There was a blip in 1996 when a rash of good songs were released (Collective Soul, Oasis, and the Gin Blossoms were gaining prominence then), but other than that, I tend to buy the artists I already like: Prince, The Cure, Collective Soul, U2, DMB, The Foo Fighters, and Dwight Yoakam.

The only memorable new artist added to my cannon was The Flaming Lips when they bombed the world with "Yoshimi Battles the Pink Robots" in 2002.


Whisky Prajer said...

Hm. I'm tempted to offer a short sharp thought myself, but I do believe I'll be following your lead and posting instead.

Whisky Prajer said...

Alrighty, then. I'm tempted to say, "Thank you for the music," but I'm grateful enough that you provided the post's title.

yahmdallah said...

Great article. I think I checked your site about 8 times before you posted it. I don't know about Canada, but Rush is having a major renaissance in 'Merica.

And here's where you can get your hands on that great article Rolling Stone did on them:

(I'm going to post this exact comment on your site, btw.)

Whisky Prajer said...

I'll reciprocate:

I announced my intentions before I began composing -- if that's not a no-no in the blogosphere, it probably should be. Sorry about that.

The Rolling Stone piece: that's the one where the writer/interviewer sheepishly admits that the magazine that sent him hasn't been particularly receptive to the band. The trio's response is quite generous, all things considered. Actually, I bought that issue (Obama's on the cover) -- probably the first RS issue I've purchased in at least a dozen years.

As for the regard of Canadians, I'm not sure I could say if it's changed at all over the decades since Permanent Waves. Their concerts have usually been filled to capacity, even during the synthesizer years (which elicits Lifeson's only hint of bitterness in the doc). But my sense is that public love for the band definitely surged in Canada when they returned to the studio and stage after Peart's tragedies. We'd all thought it was over, and apparently so did the band.

Anonymous said...

Rush is having a major renaissance? Dude, Rush was my favorite band in high school and college - believe me, if they were having a renaissance I'd be the first one on board.

It’s one thing when a band uses computers to generate sound effects. But nowadays when I listen to Rush’s new stuff I get the feeling that they are using computers to WRITE THEIR FRIGGIN’ SONGS. So, OK, they’re probably not actually doing that – but it sounds like it. Their albums for the past two decades have consisted of, usually, ten tracks of uniform blandness. Skillfully performed blandness, to be sure, and Neil Peart still produces the occasional memorable drum riff, but they haven’t put together a really good tune since Dreamline in 1991, and even that was a late outlier. I haven’t seen them in concert since the early 90’s, and watching Rush in Rio confirmed my hunch that I’m not missing anything.

I watched Beyond the Lighted Stage and noticed something: after giving loving attention to every album release from the original Rush to Moving Pictures, the film suddenly just fast forwards to today.
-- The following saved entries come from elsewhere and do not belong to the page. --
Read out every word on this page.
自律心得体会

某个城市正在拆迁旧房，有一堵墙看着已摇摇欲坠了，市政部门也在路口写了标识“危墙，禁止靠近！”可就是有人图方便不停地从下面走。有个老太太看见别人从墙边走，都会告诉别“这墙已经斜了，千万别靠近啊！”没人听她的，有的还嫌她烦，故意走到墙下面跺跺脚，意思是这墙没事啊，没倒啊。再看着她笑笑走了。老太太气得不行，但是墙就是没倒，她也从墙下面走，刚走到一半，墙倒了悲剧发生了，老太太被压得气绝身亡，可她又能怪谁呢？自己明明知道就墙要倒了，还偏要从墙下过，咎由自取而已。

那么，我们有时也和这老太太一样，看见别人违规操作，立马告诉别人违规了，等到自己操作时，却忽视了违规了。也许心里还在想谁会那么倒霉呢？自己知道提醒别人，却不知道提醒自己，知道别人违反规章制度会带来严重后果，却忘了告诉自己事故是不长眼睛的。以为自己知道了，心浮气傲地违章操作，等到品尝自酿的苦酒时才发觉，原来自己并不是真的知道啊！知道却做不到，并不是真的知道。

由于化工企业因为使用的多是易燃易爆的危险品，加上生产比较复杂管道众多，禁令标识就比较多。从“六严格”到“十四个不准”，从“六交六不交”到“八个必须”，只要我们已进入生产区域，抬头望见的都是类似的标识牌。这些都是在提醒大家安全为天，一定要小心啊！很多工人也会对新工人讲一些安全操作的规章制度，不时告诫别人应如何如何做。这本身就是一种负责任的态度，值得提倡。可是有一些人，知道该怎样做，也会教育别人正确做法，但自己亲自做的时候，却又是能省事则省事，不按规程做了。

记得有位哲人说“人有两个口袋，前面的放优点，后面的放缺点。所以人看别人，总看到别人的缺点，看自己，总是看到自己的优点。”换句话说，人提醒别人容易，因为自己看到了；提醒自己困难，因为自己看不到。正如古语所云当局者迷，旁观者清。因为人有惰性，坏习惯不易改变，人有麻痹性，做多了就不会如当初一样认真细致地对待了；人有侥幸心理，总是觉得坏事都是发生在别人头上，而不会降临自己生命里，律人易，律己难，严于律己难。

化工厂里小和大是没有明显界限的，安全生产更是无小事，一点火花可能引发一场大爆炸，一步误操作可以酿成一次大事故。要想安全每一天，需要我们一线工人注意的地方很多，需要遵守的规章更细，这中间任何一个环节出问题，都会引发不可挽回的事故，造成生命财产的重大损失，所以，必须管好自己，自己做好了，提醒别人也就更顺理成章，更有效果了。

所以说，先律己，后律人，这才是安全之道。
OK, they spend a few minutes on Neil Peart’s personal struggles, but there is scarcely any mention of their music after 1981. It’s like they have nothing to talk about after that. If I was them, I wouldn’t want to talk about the later stuff either.

yahmdallah said...

Anon, well, ya got me.

I meant their body of work has finally been acknowledged.

By the very guys (and it's guys) who really were more concerned about what's hip rather than what's music.

But, it's still nice.

Whisky Prajer said...

Somebody Up There likes you.

Whisky Prajer said...

Hm. Missed a bit of the Rush conversation here. I generally enjoy their new music, even if I still think of, and chiefly return to, Permanent Waves and Moving Pictures as their creative zenith. Those albums were evocative, while the recent ones tend to be descriptive. The chief pleasure in seeing them live is seeing them alive. Ditto, the later records -- any sign of life from these three is a welcome thing. I think the doc was trying to get to that aspect of Rush's peculiar fandom, that the music has become an almost secondary concern.

As for the live performances, it's certainly remarkable that guys their age can play "Tom Sawyer."